Rich Dad? Poor Dad? A New Territory for Calgary House Price to Household Income Ratios January 19, 2008Posted by DustinRJay in house price to household income.
Tags: Calgary real estate, house price to household income ratio, house prices
RBC’s “Housing Affordability” concluded that “Affordability levels in Calgary are now comparable to levels reached in the late 1980’s at the peak of the housing market bubble and this has sparked some concern about the sustainability of prices… But caution is now warranted because we anticipate a significant slowdown in the pace of resale activity, new home construction and price gains in the coming year. Many properties have likely overshot their true value and will return to a pace of growth closer in line to the fundamentals.”

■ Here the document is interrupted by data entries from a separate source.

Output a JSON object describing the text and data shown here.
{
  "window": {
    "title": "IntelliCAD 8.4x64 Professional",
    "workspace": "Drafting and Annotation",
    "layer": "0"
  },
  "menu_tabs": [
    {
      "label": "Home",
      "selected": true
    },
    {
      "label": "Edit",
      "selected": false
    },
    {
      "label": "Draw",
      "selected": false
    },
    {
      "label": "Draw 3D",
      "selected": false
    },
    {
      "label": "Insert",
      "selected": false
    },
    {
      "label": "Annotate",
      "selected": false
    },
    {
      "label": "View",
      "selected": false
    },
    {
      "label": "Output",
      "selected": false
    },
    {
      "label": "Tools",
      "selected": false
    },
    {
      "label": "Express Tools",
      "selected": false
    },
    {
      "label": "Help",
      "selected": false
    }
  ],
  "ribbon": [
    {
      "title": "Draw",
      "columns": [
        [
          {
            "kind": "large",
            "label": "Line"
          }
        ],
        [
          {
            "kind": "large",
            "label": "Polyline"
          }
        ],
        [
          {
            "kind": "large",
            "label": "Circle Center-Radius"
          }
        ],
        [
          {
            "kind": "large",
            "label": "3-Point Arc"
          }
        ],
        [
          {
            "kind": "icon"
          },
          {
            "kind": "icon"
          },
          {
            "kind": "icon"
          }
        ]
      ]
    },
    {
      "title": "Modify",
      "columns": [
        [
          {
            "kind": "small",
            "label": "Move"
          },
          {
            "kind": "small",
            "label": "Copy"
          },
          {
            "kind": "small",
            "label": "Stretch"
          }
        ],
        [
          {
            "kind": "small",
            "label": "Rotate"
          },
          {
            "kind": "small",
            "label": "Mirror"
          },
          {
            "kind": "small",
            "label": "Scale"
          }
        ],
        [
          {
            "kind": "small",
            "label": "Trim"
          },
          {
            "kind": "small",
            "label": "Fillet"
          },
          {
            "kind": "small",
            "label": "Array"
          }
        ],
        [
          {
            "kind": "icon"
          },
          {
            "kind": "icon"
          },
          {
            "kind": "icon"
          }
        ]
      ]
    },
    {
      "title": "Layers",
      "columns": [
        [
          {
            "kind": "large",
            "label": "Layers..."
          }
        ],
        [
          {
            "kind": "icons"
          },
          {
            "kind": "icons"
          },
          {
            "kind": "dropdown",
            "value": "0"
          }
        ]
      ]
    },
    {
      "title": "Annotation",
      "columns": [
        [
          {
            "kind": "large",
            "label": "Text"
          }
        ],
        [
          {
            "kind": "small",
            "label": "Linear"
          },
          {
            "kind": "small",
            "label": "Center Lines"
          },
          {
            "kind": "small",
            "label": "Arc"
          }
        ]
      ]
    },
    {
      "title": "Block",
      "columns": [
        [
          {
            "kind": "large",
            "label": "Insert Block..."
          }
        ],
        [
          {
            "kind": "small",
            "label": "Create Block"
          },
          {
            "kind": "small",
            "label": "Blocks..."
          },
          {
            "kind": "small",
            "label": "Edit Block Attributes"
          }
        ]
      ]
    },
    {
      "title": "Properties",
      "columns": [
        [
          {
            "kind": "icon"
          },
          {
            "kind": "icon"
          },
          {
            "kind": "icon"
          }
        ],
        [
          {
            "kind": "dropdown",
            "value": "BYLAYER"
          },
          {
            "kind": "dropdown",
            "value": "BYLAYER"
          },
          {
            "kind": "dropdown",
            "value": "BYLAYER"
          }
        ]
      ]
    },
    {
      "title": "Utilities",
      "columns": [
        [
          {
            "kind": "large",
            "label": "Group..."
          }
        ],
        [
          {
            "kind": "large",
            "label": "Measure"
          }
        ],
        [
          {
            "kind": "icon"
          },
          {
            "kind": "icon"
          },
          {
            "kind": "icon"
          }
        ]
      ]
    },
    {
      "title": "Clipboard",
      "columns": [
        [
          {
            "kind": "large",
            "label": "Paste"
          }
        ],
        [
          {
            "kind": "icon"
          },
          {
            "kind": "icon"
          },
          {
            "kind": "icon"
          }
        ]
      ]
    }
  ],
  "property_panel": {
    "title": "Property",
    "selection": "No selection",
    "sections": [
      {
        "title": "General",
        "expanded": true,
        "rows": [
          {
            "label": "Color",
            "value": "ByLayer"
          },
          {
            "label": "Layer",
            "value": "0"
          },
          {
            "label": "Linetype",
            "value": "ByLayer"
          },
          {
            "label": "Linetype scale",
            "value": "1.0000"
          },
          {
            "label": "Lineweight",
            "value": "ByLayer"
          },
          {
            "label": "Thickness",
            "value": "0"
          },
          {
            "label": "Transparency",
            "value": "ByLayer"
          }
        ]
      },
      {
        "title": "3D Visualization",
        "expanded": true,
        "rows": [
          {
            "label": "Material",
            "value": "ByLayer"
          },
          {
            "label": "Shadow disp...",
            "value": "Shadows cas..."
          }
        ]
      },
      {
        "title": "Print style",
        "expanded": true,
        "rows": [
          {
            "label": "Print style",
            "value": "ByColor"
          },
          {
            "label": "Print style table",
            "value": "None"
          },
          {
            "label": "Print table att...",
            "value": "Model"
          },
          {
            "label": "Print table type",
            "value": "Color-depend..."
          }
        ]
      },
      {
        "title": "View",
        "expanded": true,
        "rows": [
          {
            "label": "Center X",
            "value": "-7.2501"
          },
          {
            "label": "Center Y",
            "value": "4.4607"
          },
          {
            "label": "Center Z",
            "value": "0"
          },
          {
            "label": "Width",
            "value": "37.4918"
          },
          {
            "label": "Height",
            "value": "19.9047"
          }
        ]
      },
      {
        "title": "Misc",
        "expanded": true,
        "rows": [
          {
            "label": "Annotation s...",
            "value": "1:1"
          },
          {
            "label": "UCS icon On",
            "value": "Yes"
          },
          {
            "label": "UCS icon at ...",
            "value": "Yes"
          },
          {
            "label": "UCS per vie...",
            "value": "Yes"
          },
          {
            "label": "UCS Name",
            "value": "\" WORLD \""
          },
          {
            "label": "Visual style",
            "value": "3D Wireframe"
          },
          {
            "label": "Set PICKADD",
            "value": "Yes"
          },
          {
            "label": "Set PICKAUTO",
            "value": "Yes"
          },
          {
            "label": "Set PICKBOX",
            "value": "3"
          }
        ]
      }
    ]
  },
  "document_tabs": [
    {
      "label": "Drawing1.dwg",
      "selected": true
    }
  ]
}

Another source of research on the relationship between house prices and household income is the 3rd Annual Demographia International Housing Affordability Survey: 2007. In it, the survey states that, “In recent decades, the Median Multiple has been remarkably similar among the nations surveyed, with median house prices generally being 3.0 or less times median household incomes where demand and supply are balanced.”
For Calgary, the median house price to household income ratio has been 2.8 as shown in the graph below:
In general, when house prices deviate too much above or below the longterm house price to household income ratio, house prices have tended to correct. Therefore, caution may be warranted if buying, as house prices are about 75% above what people could traditionally afford.